A multiplicidade de decisões jurisdicionais que, num dado caso concreto e individual, deferem pedido popular razoável – muitas das vezes, e cada vez mais acentuadamente, postulados pelas Defensorias Públicas, em sua missão institucional de assistir juridicamente aos necessitados – diante da irrazoabilidade da insatisfação de certo direito social, há de ser seriamente considerada como um fator, um dado, um elemento empírico (micro-justiça) importante para a elaboração de políticas públicas apropriadas, ou, melhor, para que se imprima e conjugue os princípios da eficiência e da moralidade administrativas quando da alocação dos recursos (gastos) públicos, como um todo, e não apenas daqueles que já foram destinados à satisfação de específico bem ou direito fundamental social; além de impor, inafastavelmente, à eventual culpa lato sensu do agente público responsável a necessária sanção indenizatória reflexa, sem prejuízo das prescrições aflitivas doutras searas do Direito.

Diz-se justiciável o predicado de um direito que se possa fazer valer por meio de uma ação judicial.

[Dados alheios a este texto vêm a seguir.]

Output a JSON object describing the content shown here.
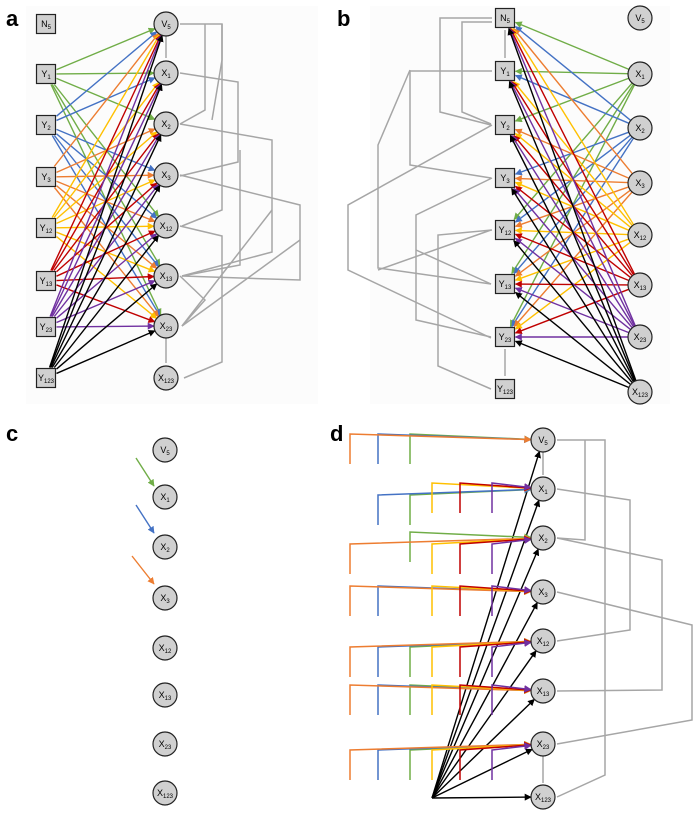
{
  "panels": [
    {
      "id": "a",
      "label": "a",
      "nodes": [
        {
          "id": "N5",
          "shape": "square",
          "base": "N",
          "sub": "5"
        },
        {
          "id": "Y1",
          "shape": "square",
          "base": "Y",
          "sub": "1"
        },
        {
          "id": "Y2",
          "shape": "square",
          "base": "Y",
          "sub": "2"
        },
        {
          "id": "Y3",
          "shape": "square",
          "base": "Y",
          "sub": "3"
        },
        {
          "id": "Y12",
          "shape": "square",
          "base": "Y",
          "sub": "12"
        },
        {
          "id": "Y13",
          "shape": "square",
          "base": "Y",
          "sub": "13"
        },
        {
          "id": "Y23",
          "shape": "square",
          "base": "Y",
          "sub": "23"
        },
        {
          "id": "Y123",
          "shape": "square",
          "base": "Y",
          "sub": "123"
        },
        {
          "id": "V5",
          "shape": "circle",
          "base": "V",
          "sub": "5"
        },
        {
          "id": "X1",
          "shape": "circle",
          "base": "X",
          "sub": "1"
        },
        {
          "id": "X2",
          "shape": "circle",
          "base": "X",
          "sub": "2"
        },
        {
          "id": "X3",
          "shape": "circle",
          "base": "X",
          "sub": "3"
        },
        {
          "id": "X12",
          "shape": "circle",
          "base": "X",
          "sub": "12"
        },
        {
          "id": "X13",
          "shape": "circle",
          "base": "X",
          "sub": "13"
        },
        {
          "id": "X23",
          "shape": "circle",
          "base": "X",
          "sub": "23"
        },
        {
          "id": "X123",
          "shape": "circle",
          "base": "X",
          "sub": "123"
        }
      ]
    },
    {
      "id": "b",
      "label": "b",
      "nodes": [
        {
          "id": "N5",
          "shape": "square",
          "base": "N",
          "sub": "5"
        },
        {
          "id": "Y1",
          "shape": "square",
          "base": "Y",
          "sub": "1"
        },
        {
          "id": "Y2",
          "shape": "square",
          "base": "Y",
          "sub": "2"
        },
        {
          "id": "Y3",
          "shape": "square",
          "base": "Y",
          "sub": "3"
        },
        {
          "id": "Y12",
          "shape": "square",
          "base": "Y",
          "sub": "12"
        },
        {
          "id": "Y13",
          "shape": "square",
          "base": "Y",
          "sub": "13"
        },
        {
          "id": "Y23",
          "shape": "square",
          "base": "Y",
          "sub": "23"
        },
        {
          "id": "Y123",
          "shape": "square",
          "base": "Y",
          "sub": "123"
        },
        {
          "id": "V5",
          "shape": "circle",
          "base": "V",
          "sub": "5"
        },
        {
          "id": "X1",
          "shape": "circle",
          "base": "X",
          "sub": "1"
        },
        {
          "id": "X2",
          "shape": "circle",
          "base": "X",
          "sub": "2"
        },
        {
          "id": "X3",
          "shape": "circle",
          "base": "X",
          "sub": "3"
        },
        {
          "id": "X12",
          "shape": "circle",
          "base": "X",
          "sub": "12"
        },
        {
          "id": "X13",
          "shape": "circle",
          "base": "X",
          "sub": "13"
        },
        {
          "id": "X23",
          "shape": "circle",
          "base": "X",
          "sub": "23"
        },
        {
          "id": "X123",
          "shape": "circle",
          "base": "X",
          "sub": "123"
        }
      ]
    },
    {
      "id": "c",
      "label": "c",
      "nodes": [
        {
          "id": "V5",
          "shape": "circle",
          "base": "V",
          "sub": "5"
        },
        {
          "id": "X1",
          "shape": "circle",
          "base": "X",
          "sub": "1"
        },
        {
          "id": "X2",
          "shape": "circle",
          "base": "X",
          "sub": "2"
        },
        {
          "id": "X3",
          "shape": "circle",
          "base": "X",
          "sub": "3"
        },
        {
          "id": "X12",
          "shape": "circle",
          "base": "X",
          "sub": "12"
        },
        {
          "id": "X13",
          "shape": "circle",
          "base": "X",
          "sub": "13"
        },
        {
          "id": "X23",
          "shape": "circle",
          "base": "X",
          "sub": "23"
        },
        {
          "id": "X123",
          "shape": "circle",
          "base": "X",
          "sub": "123"
        }
      ]
    },
    {
      "id": "d",
      "label": "d",
      "nodes": [
        {
          "id": "V5",
          "shape": "circle",
          "base": "V",
          "sub": "5"
        },
        {
          "id": "X1",
          "shape": "circle",
          "base": "X",
          "sub": "1"
        },
        {
          "id": "X2",
          "shape": "circle",
          "base": "X",
          "sub": "2"
        },
        {
          "id": "X3",
          "shape": "circle",
          "base": "X",
          "sub": "3"
        },
        {
          "id": "X12",
          "shape": "circle",
          "base": "X",
          "sub": "12"
        },
        {
          "id": "X13",
          "shape": "circle",
          "base": "X",
          "sub": "13"
        },
        {
          "id": "X23",
          "shape": "circle",
          "base": "X",
          "sub": "23"
        },
        {
          "id": "X123",
          "shape": "circle",
          "base": "X",
          "sub": "123"
        }
      ]
    }
  ],
  "colors": {
    "node_fill": "#d0d0d0",
    "node_stroke": "#222222",
    "gray_edge": "#a6a6a6",
    "green": "#70ad47",
    "blue": "#4472c4",
    "orange": "#ed7d31",
    "yellow": "#ffc000",
    "red": "#c00000",
    "purple": "#7030a0",
    "black": "#000000"
  }
}
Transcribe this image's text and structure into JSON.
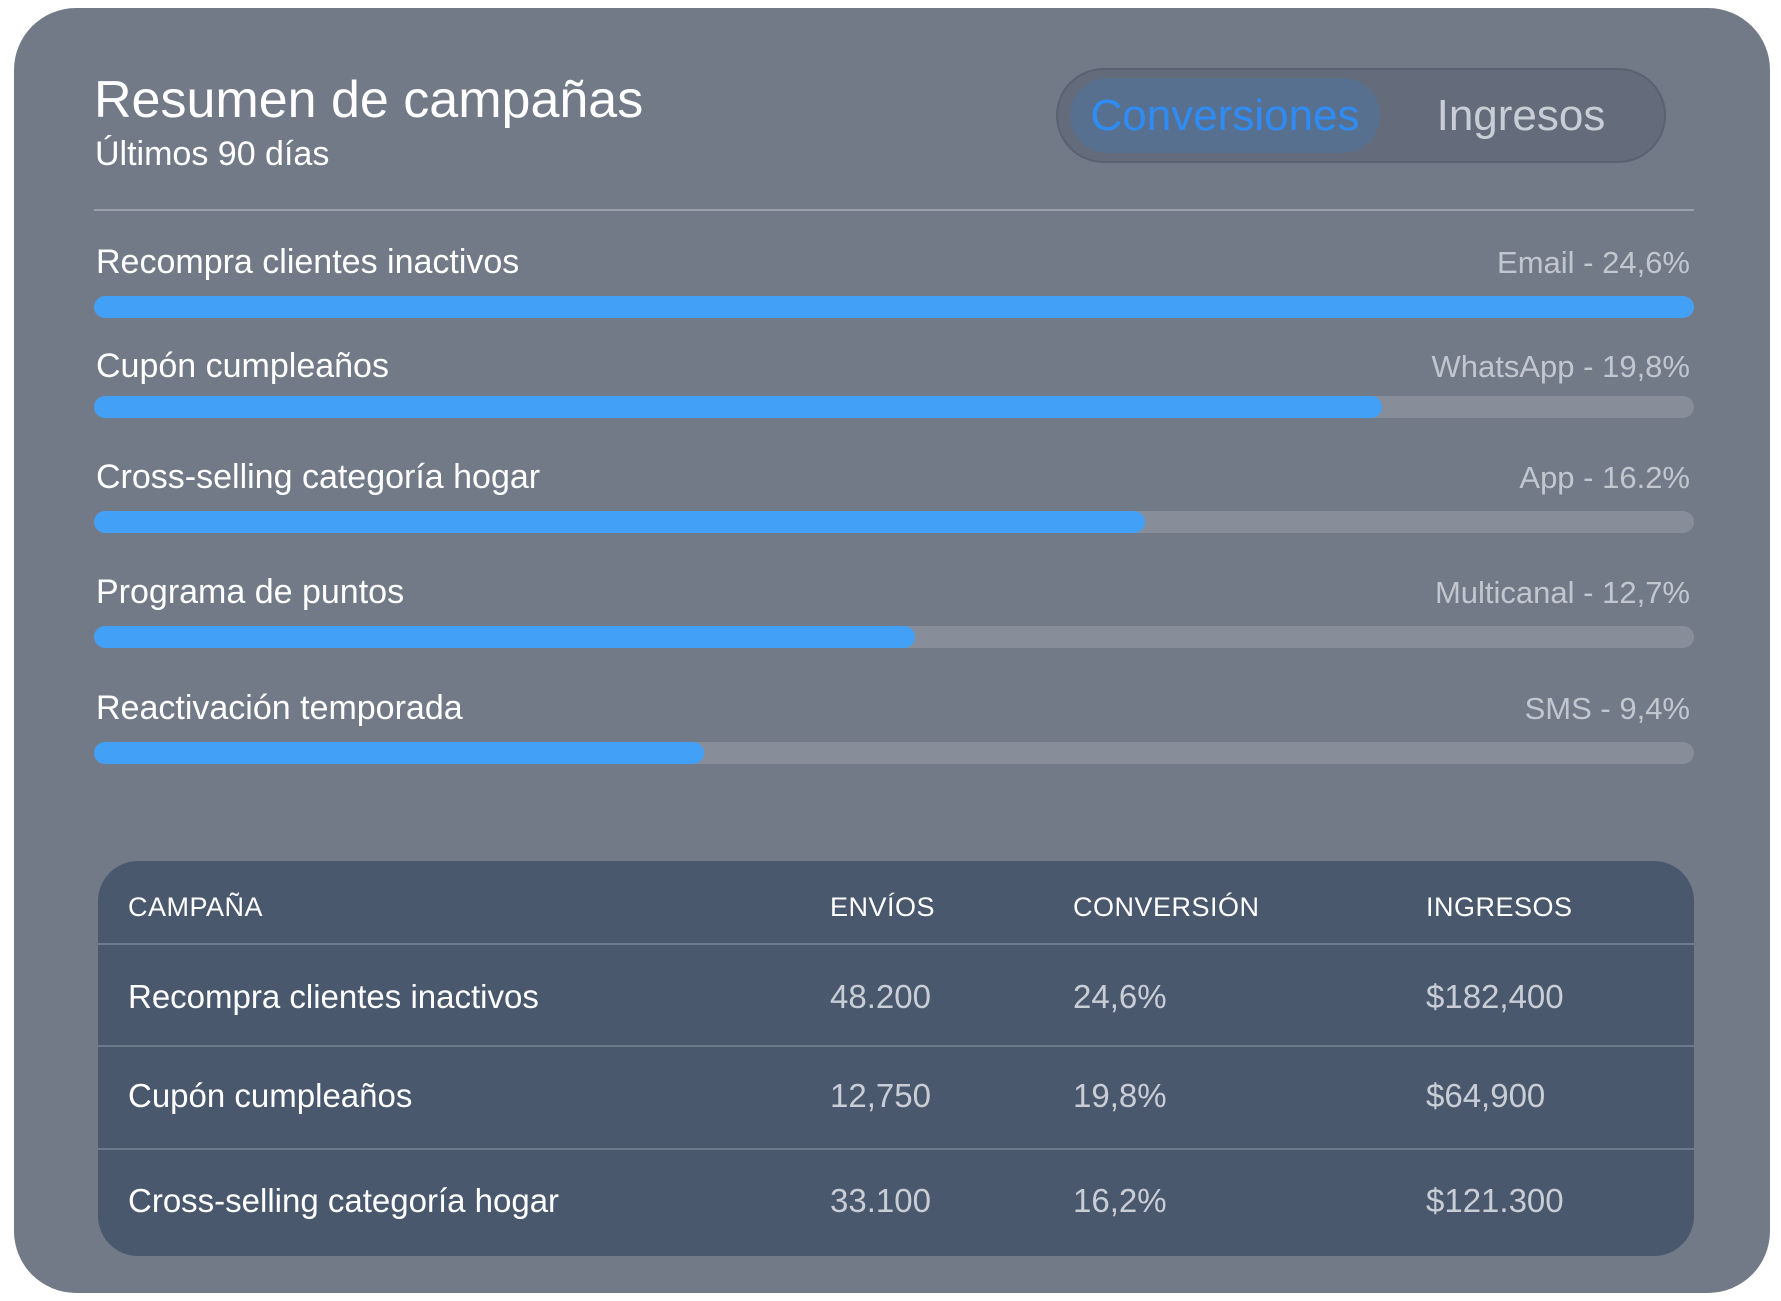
{
  "header": {
    "title": "Resumen de campañas",
    "subtitle": "Últimos 90 días"
  },
  "toggle": {
    "options": [
      "Conversiones",
      "Ingresos"
    ],
    "selected": "Conversiones"
  },
  "campaigns": [
    {
      "name": "Recompra clientes inactivos",
      "meta": "Email - 24,6%",
      "fill_percent": 100
    },
    {
      "name": "Cupón cumpleaños",
      "meta": "WhatsApp - 19,8%",
      "fill_percent": 80.5
    },
    {
      "name": "Cross-selling categoría hogar",
      "meta": "App - 16.2%",
      "fill_percent": 65.7
    },
    {
      "name": "Programa de puntos",
      "meta": "Multicanal - 12,7%",
      "fill_percent": 51.3
    },
    {
      "name": "Reactivación temporada",
      "meta": "SMS - 9,4%",
      "fill_percent": 38.1
    }
  ],
  "table": {
    "headers": [
      "CAMPAÑA",
      "ENVÍOS",
      "CONVERSIÓN",
      "INGRESOS"
    ],
    "rows": [
      [
        "Recompra clientes inactivos",
        "48.200",
        "24,6%",
        "$182,400"
      ],
      [
        "Cupón cumpleaños",
        "12,750",
        "19,8%",
        "$64,900"
      ],
      [
        "Cross-selling categoría hogar",
        "33.100",
        "16,2%",
        "$121.300"
      ]
    ]
  },
  "colors": {
    "card_background": "#737a87",
    "accent_blue": "#42a0f7",
    "bar_track": "#888e99",
    "table_background": "#4a586e",
    "toggle_active_text": "#2f8cf4"
  }
}
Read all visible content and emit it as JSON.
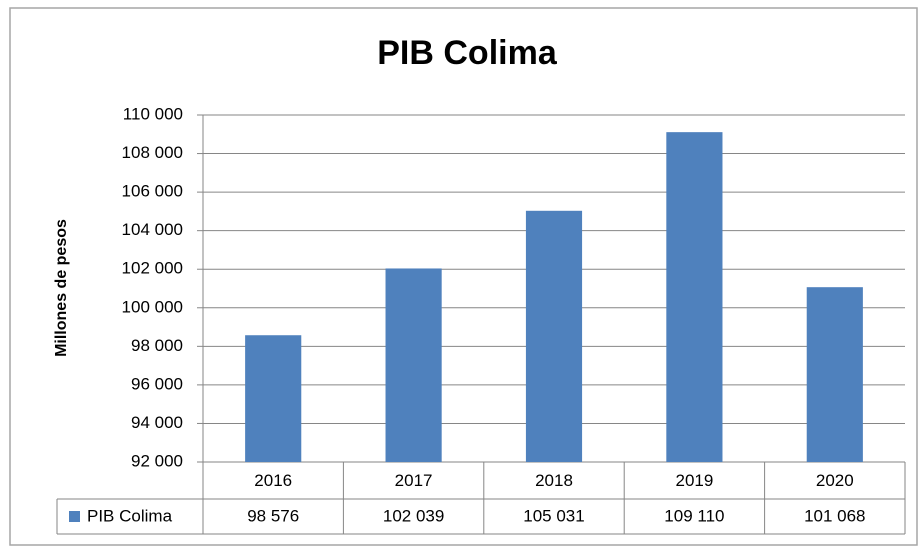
{
  "chart_data": {
    "type": "bar",
    "title": "PIB Colima",
    "y_label": "Millones de pesos",
    "categories": [
      "2016",
      "2017",
      "2018",
      "2019",
      "2020"
    ],
    "series": [
      {
        "name": "PIB Colima",
        "color": "#4f81bd",
        "values": [
          98576,
          102039,
          105031,
          109110,
          101068
        ],
        "value_labels": [
          "98 576",
          "102 039",
          "105 031",
          "109 110",
          "101 068"
        ]
      }
    ],
    "ylim": [
      92000,
      110000
    ],
    "yticks": [
      {
        "value": 92000,
        "label": "92 000"
      },
      {
        "value": 94000,
        "label": "94 000"
      },
      {
        "value": 96000,
        "label": "96 000"
      },
      {
        "value": 98000,
        "label": "98 000"
      },
      {
        "value": 100000,
        "label": "100 000"
      },
      {
        "value": 102000,
        "label": "102 000"
      },
      {
        "value": 104000,
        "label": "104 000"
      },
      {
        "value": 106000,
        "label": "106 000"
      },
      {
        "value": 108000,
        "label": "108 000"
      },
      {
        "value": 110000,
        "label": "110 000"
      }
    ],
    "grid": true,
    "data_table": true
  }
}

É o ápice da proteção jurídica que tem início com a positivação, reforça-se com o preenchimento de normatividade até este poder de por a função jurisdicional a serviço da satisfação de uma posição juridicamente tutelada, quando se está diante da ameaça ou já propriamente da conduta, comissiva ou omissiva, a ela oposta.

Essa potencialidade judicializante sempre foi tida pela teoria do Direito de matriz positivista como integrativa do conceito de direito subjetivo.[78] Por essa razão, Kelsen afirma que “uma pretensão a ser sustentada num ato jurídico apenas existe quando o não-cumprimento do dever se possa fazer valer através de uma ação judicial”.[79]

Tal como o dever e o direito correlato, tal como a relação jurídica e o direito subjetivo, esse poder somente poderia advir do ordenamento jurídico. Assim, se todos os ingredientes que resultam na eficácia jurídica estiverem suficientemente descritos e positivados, estabelecendo um dever a ser cumprido por quem relacionalmente vinculado e obrigado, esta conduta normativamente prescrita e esperada, mas socialmente frustrada, ou o resultado prático equivalente ou, ainda, em se ultimando a sua impossibilidade, a indenizabilidade[80], pode ser objeto de execução estatal forçada, mediante pedido deduzido por meio de competente ação judicial[81].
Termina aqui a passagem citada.